In/Visible: Reinserting the Jewish Female Body in Contemporary Art Practice

When:
February 27, 2019 @ 12:00 pm – 1:00 pm
2019-02-27T12:00:00-08:00
2019-02-27T13:00:00-08:00
Where:
Oregon Jewish Museum and Center for Holocaust Education
724 NW Davis St.
Portland
Cost:
Free

Brown Bag lunch with Shoshana Gugenheim Kedem speaking on In/Visible: Reinserting the Jewish Female Body in Contemporary Art Practice. Through the lens of erasure and invisibility, social practice artist and Torah scribe, Shoshana Gugenheim Kedem, will speak about her own body of work and the critical role it plays in the reinsertion of the female body in traditional Jewish practice and culture. Informed by feminist theorists, Gloria Anzaldúa and Bonna Devora Haberman, Shoshana will draw from her own life experiences and her 25-year career as an artist.

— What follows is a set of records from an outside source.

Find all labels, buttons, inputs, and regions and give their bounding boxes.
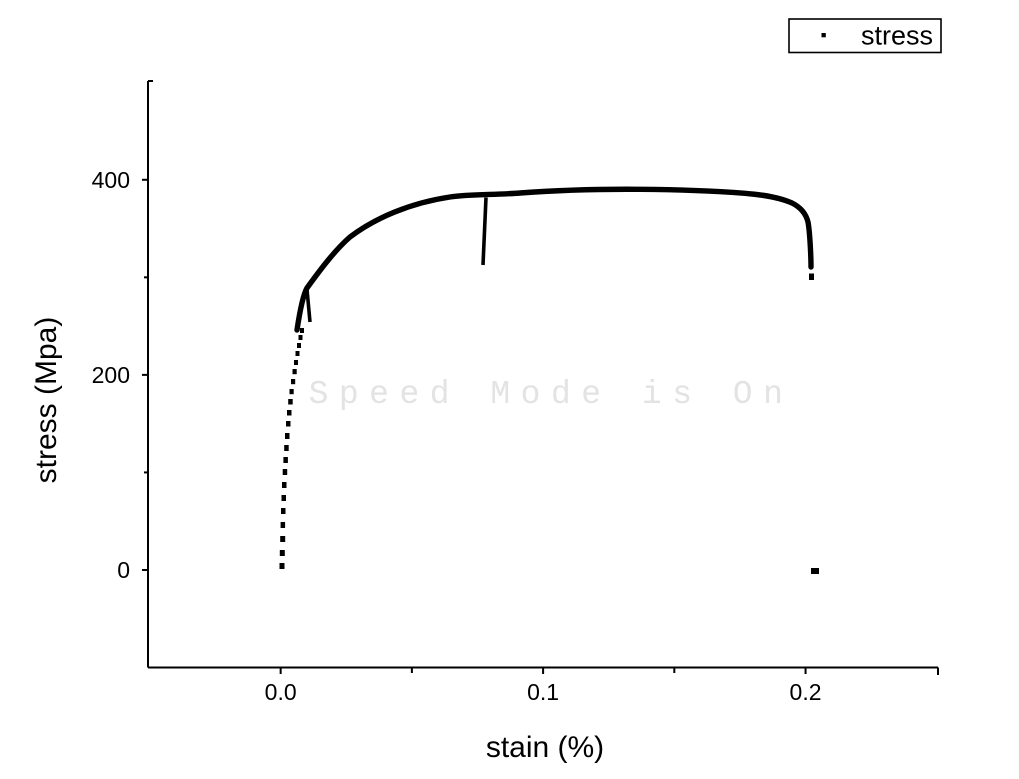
svg-text:0.0: 0.0 (265, 679, 297, 705)
svg-text:200: 200 (92, 362, 130, 388)
svg-text:Speed Mode is On: Speed Mode is On (309, 376, 794, 413)
svg-text:0.1: 0.1 (527, 679, 559, 705)
svg-text:stress: stress (861, 21, 933, 51)
svg-text:400: 400 (92, 167, 130, 193)
svg-text:0: 0 (117, 557, 130, 583)
svg-text:0.2: 0.2 (790, 679, 822, 705)
svg-text:stain (%): stain (%) (486, 731, 604, 764)
svg-text:stress (Mpa): stress (Mpa) (30, 317, 63, 484)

In addition to her socially engaged art practice, Shoshana is an essayist, curator and educator. She is occupied with curiosities about religion and ritual, feminism and patriarchy and systems thinking. She often reimagines traditional or patriarchal practices, primarily but not solely, Jewish ones, reinserting them, with new forms, into their familiar contexts. Some subjects of her work include erasure, branding, citizenship, silence, loss, ritual object, death and dying.

Shoshana was one of the first women in modern times to train and practice as a Torah scribe. Her scribal work inspired her international collaboration, Women of the Book, launched with the Jerusalem Biennale 2015, and is informing her current work on sustainable parchment manufacturing. After 20 years in Israel, Shoshana currently resides with her family in Portland where she is an MFA candidate in Contemporary Art Practice at Portland State University.